Limitations & Future Work

  • Tree construction relies on GPT-4o, which introduces dependency on tree quality and higher costs.
  • The verification steps increase inference overhead (multiple LLM calls required per layer).
  • Experiments were only validated on the CodRED dataset; generalizability needs further confirmation.
  • Future work could explore adaptive tree depth or dynamic adjustment of verification intensity to balance efficiency and accuracy.
  • vs NEPD: NEPD focuses on long-distance dependency modeling but is still limited by the upper bound of SLM capabilities.

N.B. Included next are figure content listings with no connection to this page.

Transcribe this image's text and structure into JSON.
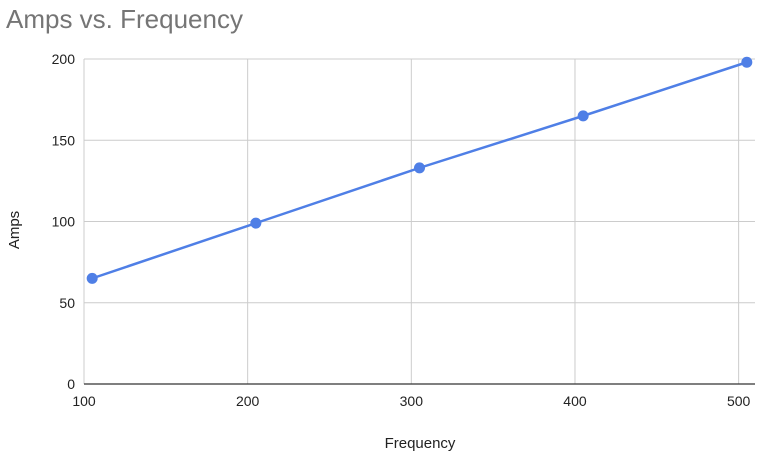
{
  "chart_data": {
    "type": "line",
    "title": "Amps vs. Frequency",
    "xlabel": "Frequency",
    "ylabel": "Amps",
    "xlim": [
      100,
      510
    ],
    "ylim": [
      0,
      200
    ],
    "x_ticks": [
      100,
      200,
      300,
      400,
      500
    ],
    "y_ticks": [
      0,
      50,
      100,
      150,
      200
    ],
    "grid": true,
    "legend": "none",
    "series": [
      {
        "color": "#4f7fe6",
        "points": [
          {
            "x": 105,
            "y": 65
          },
          {
            "x": 205,
            "y": 99
          },
          {
            "x": 305,
            "y": 133
          },
          {
            "x": 405,
            "y": 165
          },
          {
            "x": 505,
            "y": 198
          }
        ]
      }
    ],
    "colors": {
      "grid": "#cccccc",
      "axis": "#333333",
      "text": "#222222",
      "title": "#757575"
    }
  }
}
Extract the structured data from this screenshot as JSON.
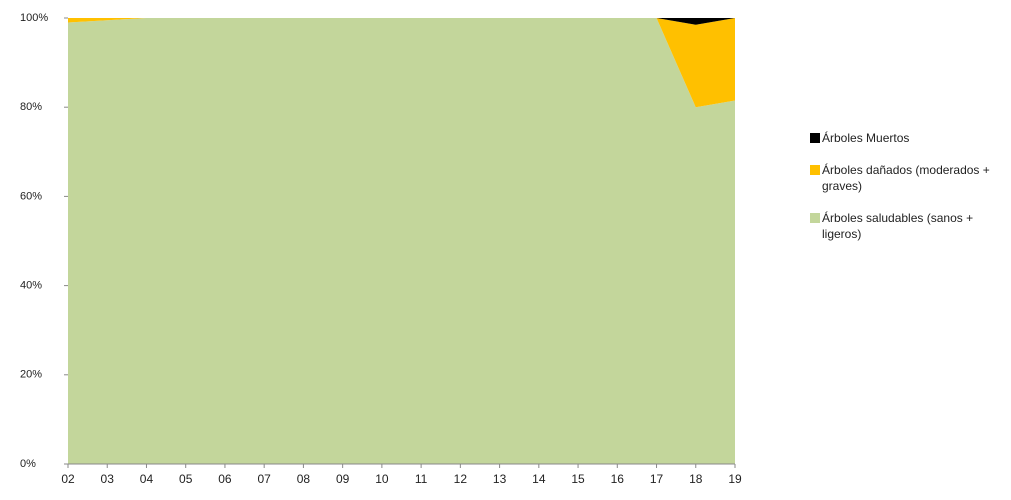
{
  "chart_data": {
    "type": "area",
    "stacked": true,
    "categories": [
      "02",
      "03",
      "04",
      "05",
      "06",
      "07",
      "08",
      "09",
      "10",
      "11",
      "12",
      "13",
      "14",
      "15",
      "16",
      "17",
      "18",
      "19"
    ],
    "series": [
      {
        "name": "Árboles saludables (sanos + ligeros)",
        "color": "#c3d69b",
        "values": [
          99,
          99.5,
          100,
          100,
          100,
          100,
          100,
          100,
          100,
          100,
          100,
          100,
          100,
          100,
          100,
          100,
          80,
          81.5
        ]
      },
      {
        "name": "Árboles dañados (moderados + graves)",
        "color": "#ffc000",
        "values": [
          1,
          0.5,
          0,
          0,
          0,
          0,
          0,
          0,
          0,
          0,
          0,
          0,
          0,
          0,
          0,
          0,
          18.5,
          18.5
        ]
      },
      {
        "name": "Árboles Muertos",
        "color": "#000000",
        "values": [
          0,
          0,
          0,
          0,
          0,
          0,
          0,
          0,
          0,
          0,
          0,
          0,
          0,
          0,
          0,
          0,
          1.5,
          0
        ]
      }
    ],
    "ylim": [
      0,
      100
    ],
    "yticks": [
      {
        "value": 0,
        "label": "0%"
      },
      {
        "value": 20,
        "label": "20%"
      },
      {
        "value": 40,
        "label": "40%"
      },
      {
        "value": 60,
        "label": "60%"
      },
      {
        "value": 80,
        "label": "80%"
      },
      {
        "value": 100,
        "label": "100%"
      }
    ]
  }
}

HCRE breaks this limitation by leveraging the strong language understanding of LLMs.
  • vs Hierarchical Text Classification (HTC) methods: Traditional HTC methods (DFS-L, BFS-L) lack verification mechanisms and suffer from severe error propagation in cross-document RE.
  • vs Vanilla LLM: Preliminary experiments clearly show that directly using LLMs to handle large relation sets performs poorly; hierarchy is necessary.

Rating

  • Novelty: ⭐⭐⭐⭐ The combination of hierarchical classification and the Predict-then-Verify strategy is novel and practical.
  • Experimental Thoroughness: ⭐⭐⭐⭐ Ablations are thorough, and the initial motivation analysis is persuasive.
  • Writing Quality: ⭐⭐⭐⭐⭐ The logical chain from problem discovery to analysis to solution is very clear.
  • Value: ⭐⭐⭐⭐ Provides practical guidance for LLM applications in large-scale classification tasks.